Naquele ano, os dois banqueiros de bicho mais ricos da cidade eram Senhorzinho, o presidente da Banda Comercial, e João Miguel Santos, o da Euterpe. A rivalidade entre os dois era enorme. Para decidir qual a melhor banda do ano, ficou marcada uma competição musical para a noite de Natal, quando o povo todo se reunia na Rua da Frente. Armaram dois coretos, um em frente ao outro, para as apresentações. Naquela noite, tinha gente que só farinha na rua. Todos se comprimindo para ouvir a afinação dos músicos e a seleção musical. A multidão se dividiu em duas torcidas.

Meu pai ficou espremido na da Euterpe. No começo, tudo correu na santa paz. A Euterpe tocava uma música, a torcida vibrava. A Comercial tocava outra, e a sua torcida ficava eufórica.

Começaram tocando, alternadamente. Cada música melhor que a outra. O tenente Zé Câmara era o regente da Euterpe e o maestro Frutuoso Magalhães, o da Comercial. Ordenaram para os seus músicos que não parassem de tocar nem descessem

dos coretos. Isto desclassificaria a banda, que ficaria desmoralizada. Ordem acatada por todos. Ninguém queria perder. Quem seria o vencedor? Estava armada a confusão!

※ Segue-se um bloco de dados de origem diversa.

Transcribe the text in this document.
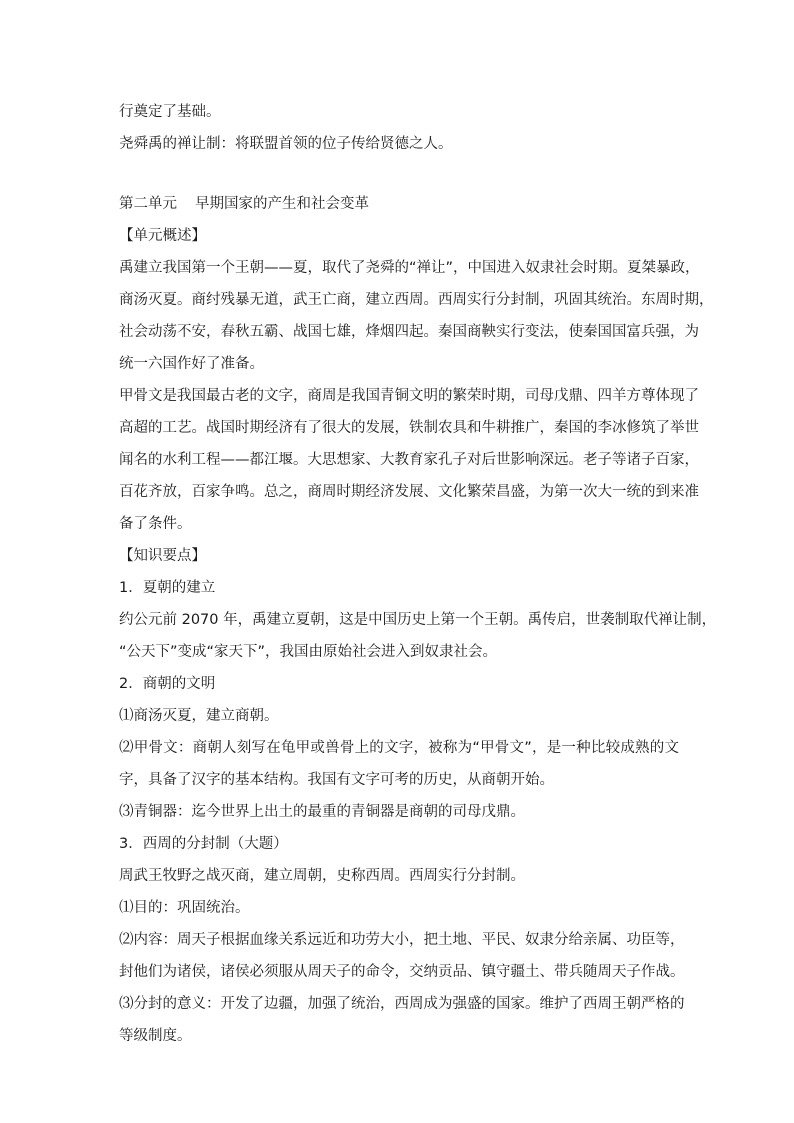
行奠定了基础。
尧舜禹的禅让制：将联盟首领的位子传给贤德之人。
第二单元 早期国家的产生和社会变革
【单元概述】
禹建立我国第一个王朝——夏，取代了尧舜的“禅让”，中国进入奴隶社会时期。夏桀暴政，
商汤灭夏。商纣残暴无道，武王亡商，建立西周。西周实行分封制，巩固其统治。东周时期，
社会动荡不安，春秋五霸、战国七雄，烽烟四起。秦国商鞅实行变法，使秦国国富兵强，为
统一六国作好了准备。
甲骨文是我国最古老的文字，商周是我国青铜文明的繁荣时期，司母戊鼎、四羊方尊体现了
高超的工艺。战国时期经济有了很大的发展，铁制农具和牛耕推广，秦国的李冰修筑了举世
闻名的水利工程——都江堰。大思想家、大教育家孔子对后世影响深远。老子等诸子百家，
百花齐放，百家争鸣。总之，商周时期经济发展、文化繁荣昌盛，为第一次大一统的到来准
备了条件。
【知识要点】
1．夏朝的建立
约公元前 2070 年，禹建立夏朝，这是中国历史上第一个王朝。禹传启，世袭制取代禅让制，
“公天下”变成“家天下”，我国由原始社会进入到奴隶社会。
2．商朝的文明
⑴商汤灭夏，建立商朝。
⑵甲骨文：商朝人刻写在龟甲或兽骨上的文字，被称为“甲骨文”，是一种比较成熟的文
字，具备了汉字的基本结构。我国有文字可考的历史，从商朝开始。
⑶青铜器：迄今世界上出土的最重的青铜器是商朝的司母戊鼎。
3．西周的分封制（大题）
周武王牧野之战灭商，建立周朝，史称西周。西周实行分封制。
⑴目的：巩固统治。
⑵内容：周天子根据血缘关系远近和功劳大小，把土地、平民、奴隶分给亲属、功臣等，
封他们为诸侯，诸侯必须服从周天子的命令，交纳贡品、镇守疆土、带兵随周天子作战。
⑶分封的意义：开发了边疆，加强了统治，西周成为强盛的国家。维护了西周王朝严格的
等级制度。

Para melhorar o desempenho dos músicos, o presidente da Euterpe, mandou trazer umas cervejas. Chico Porto, figura folclórica de Caruaru, orador da banda, ficou em cima do coreto distribuindo as bebidas. Ele servia uma e bebia outra. Animava a torcida, tomava outra. Movidos a álcool, os músicos se esmeraram nos acordes. De tanta cerveja, Chico Porto, começou a sentir uma vontade danada de fazer xixi, mas aguentou firme. Euterpista roxo, ele não iria descer do coreto e prejudicar a banda. Rindo, aplaudindo, e bebendo, ele continuou lá em cima. E tome música, e cerveja. E a vontade de fazer xixi, de Chico, aumentando. As horas passavam, e ninguém desistia.

Uma hora da madrugada, duas, três e nada. Meu pai, nessa altura do campeonato, imaginava a surra que iria levar quando voltasse para casa. Cinco horas, o céu já avermelhado e os músicos incansáveis. Dia claro, e a peleja não terminava. Ninguém tinha visto uma disputa tão acirrada. Às sete horas da manhã, 26 de dezembro, chegou o tenente Barroso, o delegado. Ele tentou negociar com os responsáveis, dizendo que as bandas parassem, na mesma hora, e que todos fossem para as suas sedes. Não haveria vencedor. Proposta recusada. Ninguém queria descer primeiro. 

Então, usando de sua autoridade, o tenente, após mandá-los se apresentar, mais tarde, na delegacia, ordenou que os músicos fossem deixando os coretos, tocando, simultaneamente, um-a-um, de cada lado. O campeonato ficaria empate. E assim, desceram todos, menos Chico Porto. Quando ele viu que não havia mais ninguém no lado rival, proclamou: “A EUTERPE VENCEU! DESCEMOS POR ÚLTIMO!”. E a torcida empolgada: É A CAMPEÃ! Morto de cansaço, Chiquinho, como meu pai, carinhosamente, o chamava, finalmente desceu. Satisfeitíssimo, embora, todo molhado. Não aguentou a bexiga cheia, e fez xixi nas calças, em cima do coreto, durante a grande disputa.